If you didn't follow all of the above, here's the bottom line: normal QM leads to the conclusion that there won't be any interference when we place a detector near one of the slits - and we can come to this conclusion without any mention of wave function collapse, if we treat the detector in a properly quantum mechanical manner.

OK - this has already become a very long and technical post, so I'll save some final comments for next time.


  1. Thanks, glad you like my blog.

    On this interpretation, I'm finding it hard to see how this is different to the MWI version that Tegmark described and I originally described (the NWI according to you).

    According to the NWI, the evolution will be as follows:
    |f> = (|L> + |R>)/sqrt(2).
    |f> = (|L>|1> + |R>|0>)/sqrt(2).
    |f> = (|L>|1>|Beam activated by detector shooting me> + |R>|0>|Beam not shooting me>)/sqrt(2).
    |f> = (|L>|1>|Beam activated by detector shooting me>|Grieving family> + |R>|0>|Beam not shooting me>|Happy family>)/sqrt(2)


    But then by the above interpretation will there be a mixed state of the 2 scenarios? In which case I don't see the difference.

  2. The difference is never in the mathematical representation, only in the interpretation.

    In the NWI, even if we only run the experiment once, BOTH branches of the wave function are "real", thus there is a world in which the detector clicked (and you were shot - sorry about that) and another in which it didn't (whew!).

    In the statistical interpretation, we only know we are dealing with a quantum state if we run the experiment many times. Thus, there ARE different "worlds" in which different outcomes occur - but they are all part of our real world! In other words, branches of the wave function simply correspond to the different outcomes that can happen when we do the experiment more than once.

    As I pointed out in an earlier comment, the M/NWI still needs to assume an ensemble of multiple "many-worldses" in order to get the probabilities to come out right. So, in a sense, I agree that there is not really any difference: the NWI just shovels in a lot of metaphysical gobbledygook at the end (declaring all branches to be real and simultaneously existing).

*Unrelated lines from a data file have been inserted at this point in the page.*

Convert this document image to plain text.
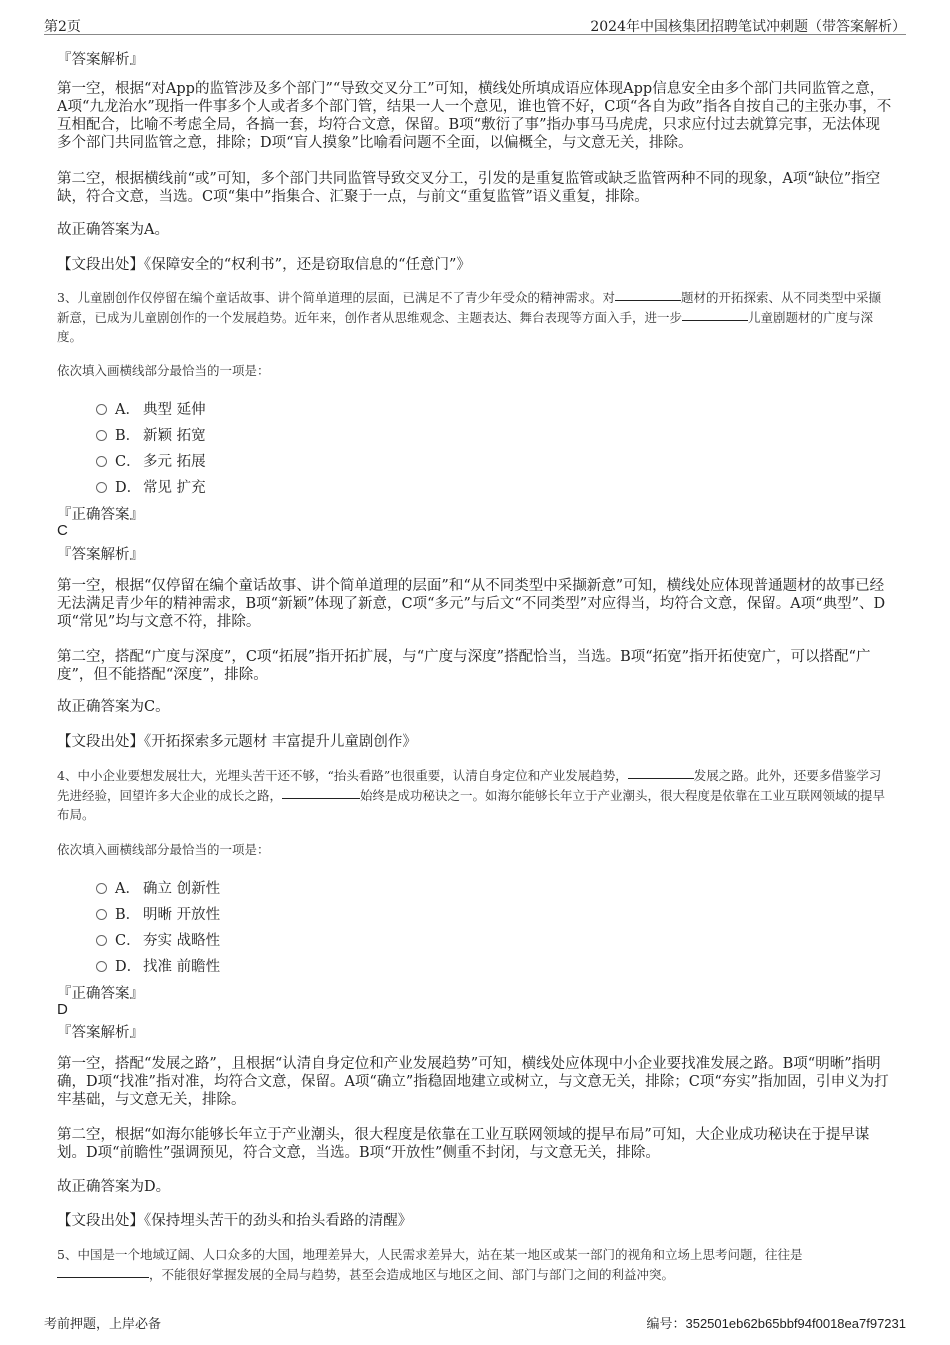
第2页	2024年中国核集团招聘笔试冲刺题（带答案解析）
『答案解析』
第一空，根据“对App的监管涉及多个部门”“导致交叉分工”可知，横线处所填成语应体现App信息安全由多个部门共同监管之意，A项“九龙治水”现指一件事多个人或者多个部门管，结果一人一个意见，谁也管不好，C项“各自为政”指各自按自己的主张办事，不互相配合，比喻不考虑全局，各搞一套，均符合文意，保留。B项“敷衍了事”指办事马马虎虎，只求应付过去就算完事，无法体现多个部门共同监管之意，排除；D项“盲人摸象”比喻看问题不全面，以偏概全，与文意无关，排除。
第二空，根据横线前“或”可知，多个部门共同监管导致交叉分工，引发的是重复监管或缺乏监管两种不同的现象，A项“缺位”指空缺，符合文意，当选。C项“集中”指集合、汇聚于一点，与前文“重复监管”语义重复，排除。
故正确答案为A。
【文段出处】《保障安全的“权利书”，还是窃取信息的“任意门”》
3、儿童剧创作仅停留在编个童话故事、讲个简单道理的层面，已满足不了青少年受众的精神需求。对	题材的开拓探索、从不同类型中采撷新意，已成为儿童剧创作的一个发展趋势。近年来，创作者从思维观念、主题表达、舞台表现等方面入手，进一步	儿童剧题材的广度与深度。
依次填入画横线部分最恰当的一项是：
A． 典型 延伸
B． 新颖 拓宽
C． 多元 拓展
D． 常见 扩充
『正确答案』
C
『答案解析』
第一空，根据“仅停留在编个童话故事、讲个简单道理的层面”和“从不同类型中采撷新意”可知，横线处应体现普通题材的故事已经无法满足青少年的精神需求，B项“新颖”体现了新意，C项“多元”与后文“不同类型”对应得当，均符合文意，保留。A项“典型”、D项“常见”均与文意不符，排除。
第二空，搭配“广度与深度”，C项“拓展”指开拓扩展，与“广度与深度”搭配恰当，当选。B项“拓宽”指开拓使宽广，可以搭配“广度”，但不能搭配“深度”，排除。
故正确答案为C。
【文段出处】《开拓探索多元题材 丰富提升儿童剧创作》
4、中小企业要想发展壮大，光埋头苦干还不够，“抬头看路”也很重要，认清自身定位和产业发展趋势，	发展之路。此外，还要多借鉴学习先进经验，回望许多大企业的成长之路，	始终是成功秘诀之一。如海尔能够长年立于产业潮头，很大程度是依靠在工业互联网领域的提早布局。
依次填入画横线部分最恰当的一项是：
A． 确立 创新性
B． 明晰 开放性
C． 夯实 战略性
D． 找准 前瞻性
『正确答案』
D
『答案解析』
第一空，搭配“发展之路”，且根据“认清自身定位和产业发展趋势”可知，横线处应体现中小企业要找准发展之路。B项“明晰”指明确，D项“找准”指对准，均符合文意，保留。A项“确立”指稳固地建立或树立，与文意无关，排除；C项“夯实”指加固，引申义为打牢基础，与文意无关，排除。
第二空，根据“如海尔能够长年立于产业潮头，很大程度是依靠在工业互联网领域的提早布局”可知，大企业成功秘诀在于提早谋划。D项“前瞻性”强调预见，符合文意，当选。B项“开放性”侧重不封闭，与文意无关，排除。
故正确答案为D。
【文段出处】《保持埋头苦干的劲头和抬头看路的清醒》
5、中国是一个地域辽阔、人口众多的大国，地理差异大，人民需求差异大，站在某一地区或某一部门的视角和立场上思考问题，往往是，不能很好掌握发展的全局与趋势，甚至会造成地区与地区之间、部门与部门之间的利益冲突。
考前押题，上岸必备	编号：352501eb62b65bbf94f0018ea7f97231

  3. Right, but then your interpretation needs to postulate an extra variable: a setting over and above the Schrodinger equation that specifies which part of the wave function is *actually* taken (as well as potential questions about what mechanism the universe uses to decide which branch to take). If I understand correctly than this is a whole set of metaphysical assumptions that the NWI avoids.

    This is related to your idea that the NWI assumes the other branches exist. In my view, the equation (which seems to specify a true law of nature) tells us they exist when extrapolated to its logical conclusion, so the idea that only one branch is real is the extra assumption.

  4. That's not an "extra variable" - it's inherent in the notion of an ensemble. And, as I said already, the NWI can't dispense with the ensemble. So it is the NWI that is introducing something extra.

    If I claim that the probability of rolling 6 on a die is 1/6, I am saying something like "If you roll the die a bunch of times then the value 6 will result in approximately 1/6 of the cases." This is just probability.

    But the NWI says, "If you roll the die a bunch of times then the result 6 will result in approximately 1/6 of the cases AND each time you roll it the universe will split into 6 branches."

    The ensemble is necessary to either interpretation. But the splitting assumption is unnecessary.

    The existence of the other branches is only a "logical conclusion" if you ASSUME the wave function describes something that really exists in space and time. What I'm claiming is: that's a bad assumption to make.

    Ultimately, it comes down to a personal choice: would you rather "believe in the equation" (Platonism) or "believe in the observable world" (materialism?).